I don’t think it solves that at any point in your production process you can possibly be committing a crime.
In reality, this might just be lighting the fire needed for progress in cannabis/ hemp industry
You will just need to build a closed loop system that is a continuous process that will allow you to separate out the THC in the extraction process. That will be the only way for you to get around the new guidelines would be like mentioned above and LLE A/B process which could remove the THC during the first processing step.
main question at hand is, if the solution is ‘in-line’, would that warrant a compositional patent for the system as a whole, and not 2 independent processes. For example, thermoextraction (i,e. Vapor Distilled) both extracts and decarboxylates the flower via one process, before reconstituting the decarboxylated cannabinoids in vaporized EtOH, and removing the residual EtOH after, resulting in a high quality crude extract. It also recovers an interestingly high amount of terpenes during the process.

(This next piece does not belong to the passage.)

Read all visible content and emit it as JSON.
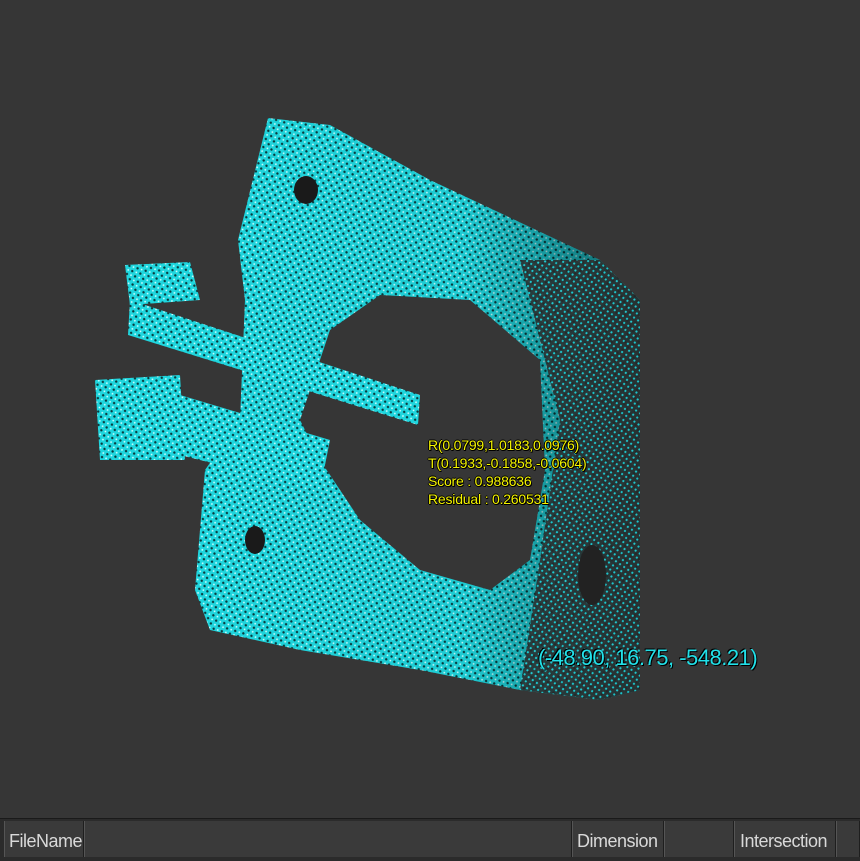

Point being relative to OP, since that machine itself is patented, and decarboxylation itself happens during the process (in addition to extraction), could you then construct an inline system (i.e. diluting with a solvent in-line so the input and output of the system is compliant) or add additional in-line systems (say, pushing the saturated EtOH solution through a C-18 cylinder and collecting only the CBG/CBDV/CBD fractions), and then have 1 system in place where the compliant material would be the only output, and compliant material would be the only input. The output material could be selectively modified by adding different ‘components’ to the 1 system or process.